Serial plain chest X-rays showed increased vascular and interstitial markings. The Result of high-resolution computed tomography (HRCT) scan revealed ground glass appearance in both lung fields with some areas of decreased attenuation, honeycombing, asymmetric emphysematous change and increased interstitial marking, which was compatible with diagnosis of interstitial lung disease (Fig. 1).

Fig. 1

High resolution CT scan of the patient revealed ground glass appearance and emphysematous change

In PFT, forced expiratory volume in 1 second (FEV1) was decreased to 38.7%; residual volume (RV) and total lung capacity were increased to 773.2% and 203.8%, respectively. The result of PFT was air trapping and high airway resistance in favor of restrictive pattern and destructive lung disease.

Echocardiography revealed normal systolic and diastolic function without pulmonary hypertension. For excluding systemic disease-associated interstitial lung diseases, IgM rheumatoid factor, serum antinuclear antibodies reactive to nuclear (ANA), cytoplasmic antigens, anti smooth muscle antibody as well as serum angiotensin-converting enzyme level were measured, which were all normal.
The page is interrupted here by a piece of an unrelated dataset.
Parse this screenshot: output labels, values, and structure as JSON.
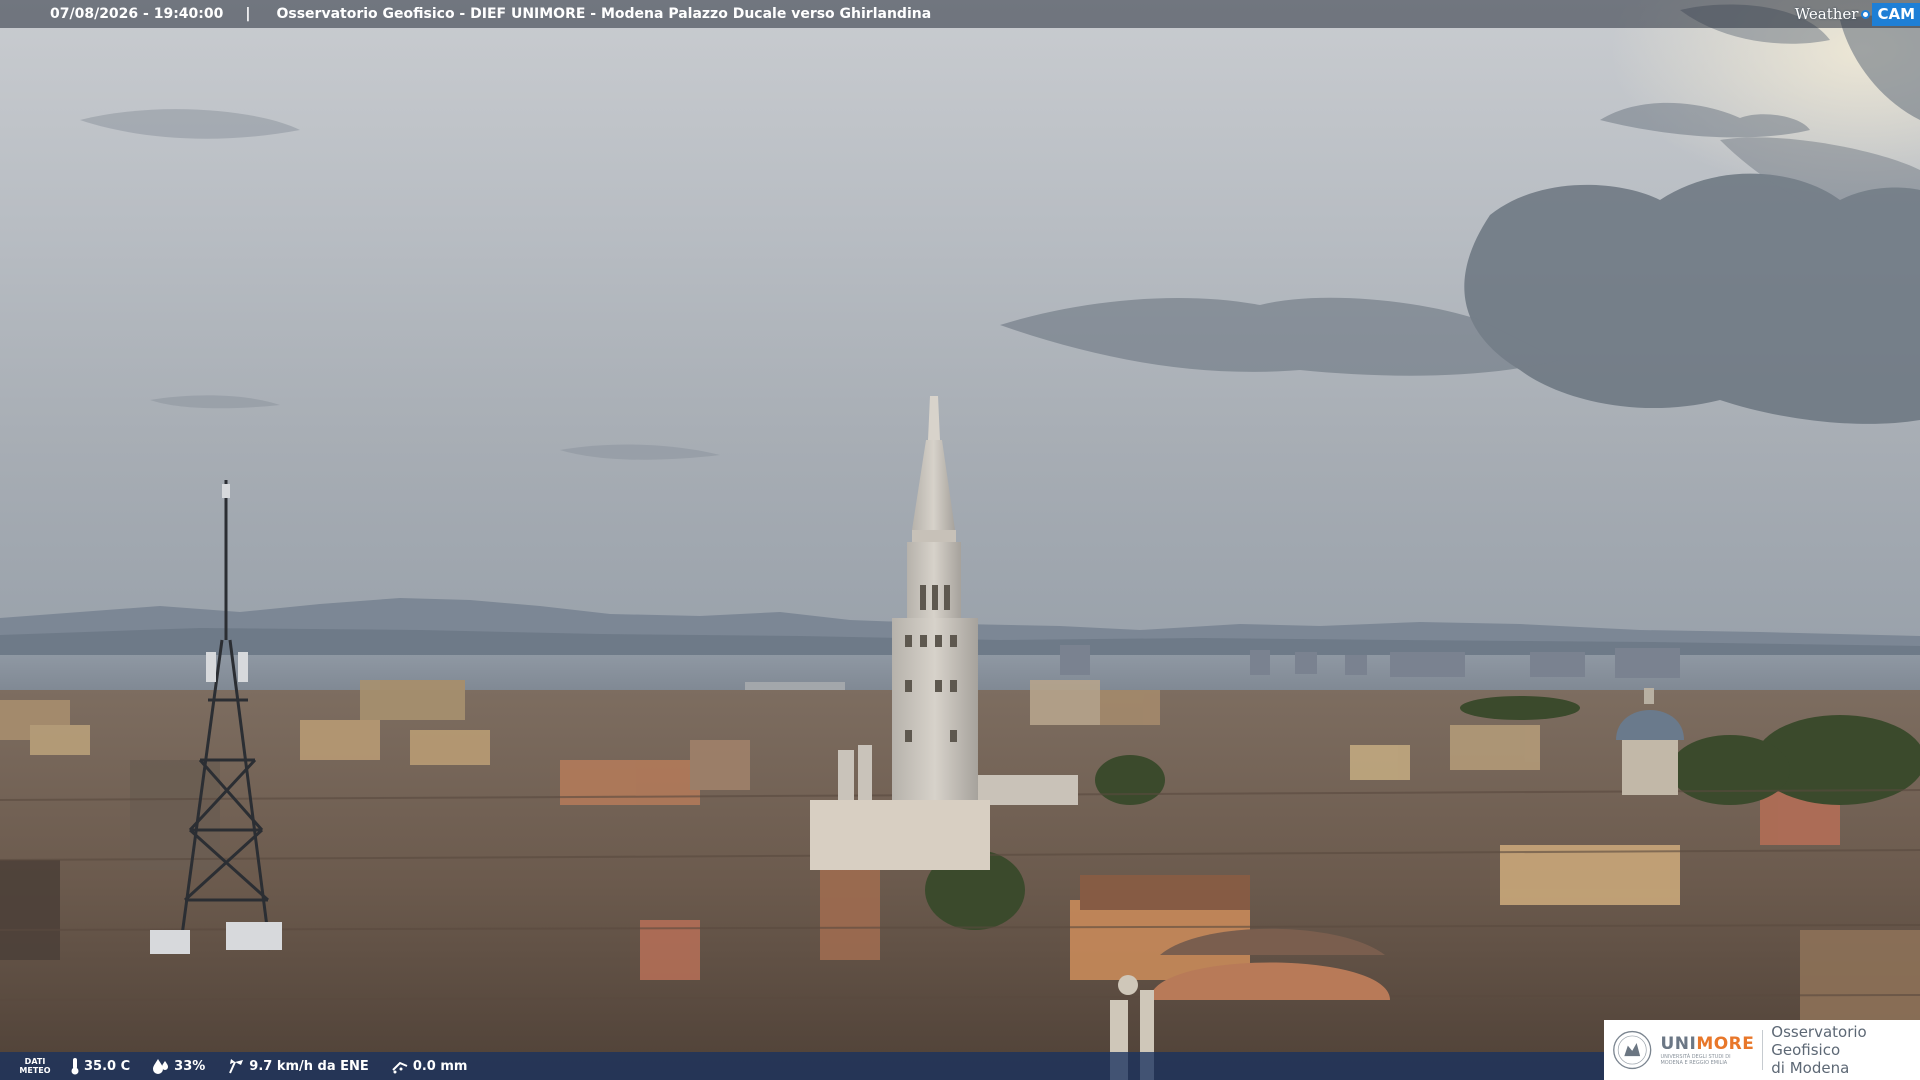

After considering ILD in the patient, prednisolon therapy was initiated at a dose of 1 mg/kg/day associated with hydroxychloroquine. At the time of discharge, 30 days after admission, clinical respiratory findings such as cough and dyspnea subsided. After a 3-month course of prednisolone and tapering the dosage, an increased oxygenation at rest and sleep was achieved. Such treatment leads to improvement of pulmonary disease in the patient.

Discussion

Chronic granulomatous disease (CGD) is an inherited immunodeficiency disease, which is generally considered as a rare disease, but its frequency, especially its autosomal recessive form, seems to be much higher in the regions with high rate of consanguinity [6-8]. Although several organs could be affected in CGD, the most common site of involvement is lung [3, 6].
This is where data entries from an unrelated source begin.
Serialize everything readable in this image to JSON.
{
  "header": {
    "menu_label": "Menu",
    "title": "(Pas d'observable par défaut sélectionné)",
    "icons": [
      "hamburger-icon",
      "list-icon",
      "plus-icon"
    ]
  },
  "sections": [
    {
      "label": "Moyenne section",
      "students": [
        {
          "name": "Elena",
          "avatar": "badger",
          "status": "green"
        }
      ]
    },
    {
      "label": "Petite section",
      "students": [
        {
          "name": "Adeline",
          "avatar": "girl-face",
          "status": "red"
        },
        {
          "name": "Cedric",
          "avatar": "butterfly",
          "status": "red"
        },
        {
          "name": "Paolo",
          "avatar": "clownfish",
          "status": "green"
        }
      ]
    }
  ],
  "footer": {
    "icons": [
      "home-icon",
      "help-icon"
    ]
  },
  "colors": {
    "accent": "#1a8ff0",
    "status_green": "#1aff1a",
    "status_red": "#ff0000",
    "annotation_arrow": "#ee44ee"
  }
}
ILD is characterized by thickening of the alveolar walls by a wide spectrum of inflammatory cells, immunoregulatory cells and/or fibrosis, accompanied by loss of functional alveolar capillary unit [5]. Diagnostic procedures could be used to detect ILD, including chest X-ray, HRCT, bronchoalveolar lavage, PFT, and sometimes thoracoscopic lung biopsy[9].
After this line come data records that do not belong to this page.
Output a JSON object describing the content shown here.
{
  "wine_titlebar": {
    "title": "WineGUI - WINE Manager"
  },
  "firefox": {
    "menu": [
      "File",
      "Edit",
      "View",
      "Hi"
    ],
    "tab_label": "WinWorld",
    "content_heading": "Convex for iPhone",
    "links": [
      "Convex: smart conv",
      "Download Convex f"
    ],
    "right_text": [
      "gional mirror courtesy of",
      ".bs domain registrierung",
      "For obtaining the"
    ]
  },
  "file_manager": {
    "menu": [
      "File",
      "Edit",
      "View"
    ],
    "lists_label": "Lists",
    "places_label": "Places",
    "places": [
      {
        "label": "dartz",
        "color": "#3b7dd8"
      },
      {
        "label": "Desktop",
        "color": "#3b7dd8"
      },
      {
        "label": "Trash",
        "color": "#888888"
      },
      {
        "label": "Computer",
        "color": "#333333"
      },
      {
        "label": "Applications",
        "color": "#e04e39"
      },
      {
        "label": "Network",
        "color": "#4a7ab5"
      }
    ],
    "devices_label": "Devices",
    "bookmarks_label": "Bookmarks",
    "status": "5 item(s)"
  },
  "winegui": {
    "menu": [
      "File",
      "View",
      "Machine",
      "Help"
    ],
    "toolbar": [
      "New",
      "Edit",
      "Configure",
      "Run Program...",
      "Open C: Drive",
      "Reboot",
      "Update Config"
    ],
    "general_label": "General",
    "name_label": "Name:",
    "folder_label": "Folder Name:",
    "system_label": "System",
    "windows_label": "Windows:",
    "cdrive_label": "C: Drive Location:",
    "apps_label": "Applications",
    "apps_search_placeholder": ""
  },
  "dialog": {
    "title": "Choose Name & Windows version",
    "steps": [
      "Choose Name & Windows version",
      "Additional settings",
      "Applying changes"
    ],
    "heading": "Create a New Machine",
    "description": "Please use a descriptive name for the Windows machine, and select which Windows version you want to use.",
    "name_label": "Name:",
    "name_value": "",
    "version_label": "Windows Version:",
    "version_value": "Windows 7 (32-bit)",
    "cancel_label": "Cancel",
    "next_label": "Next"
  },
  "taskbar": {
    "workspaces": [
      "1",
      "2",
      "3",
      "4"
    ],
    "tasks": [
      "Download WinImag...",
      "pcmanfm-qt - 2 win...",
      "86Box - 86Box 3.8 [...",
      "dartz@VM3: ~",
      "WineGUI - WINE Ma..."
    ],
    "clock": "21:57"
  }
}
Etiology of ILD encompasses a group of known and unknown disorders in children, but infections account for many cases of known etiologies. After considering ILD, an etiological diagnostic approach is required. A careful history and serum levels of antibodies is needed for eliminating exposure-related ILD and systemic disease-associated ILD, respectively. Among disorders affecting the alveolar epithelium and the alveolar space, viral infections is mainly suggested in pathogenesis of ILD[10]. In CGD patients, microorganisms can be protected from intracellular killing, which consequently leads to leukocyte accumulation, cytokine release and inflammation[11]. In spite of the fact that laboratory findings and BAL specimens revealed no sign of bacterial, mycobacterial, and fungal infection, there was no further adequate facilities for diagnosis of respiratory viral infections in the patient.

Idiopathic ILD with unknown etiology may be seen even in CGD, but the reason for non-infectious inflammation remains mostly elusive.

Recent studies demonstrated that genes encoding polymorphonuclear cells in CGD patients have an increased expression of pro-inflammatory molecules and decreased anti-inflammation mediators. Key regulators of apoptosis, inflammation and host defense were differentially expressed in the absence or presence of reactive oxygen species, respectively [12]. Although CGD patients have increased susceptibility to infections, a higher incidence of sterile inflammatory disorders in these patients has also been noted.

Although a favorable response to corticosteroid therapy can be expected in about 50% of cases, significant sequels such as need for long-term oxygen therapy are often observed[13].

Conclusion

In this report, a rare complication of ILD in a child with CGD has been reported which could be resulted as of either viral or non-infectious etiology. Early diagnosis of lung disease in an immunodeficient patient and appropriate management can prevent further complications, such as pulmonary fibrosis in this group of patients.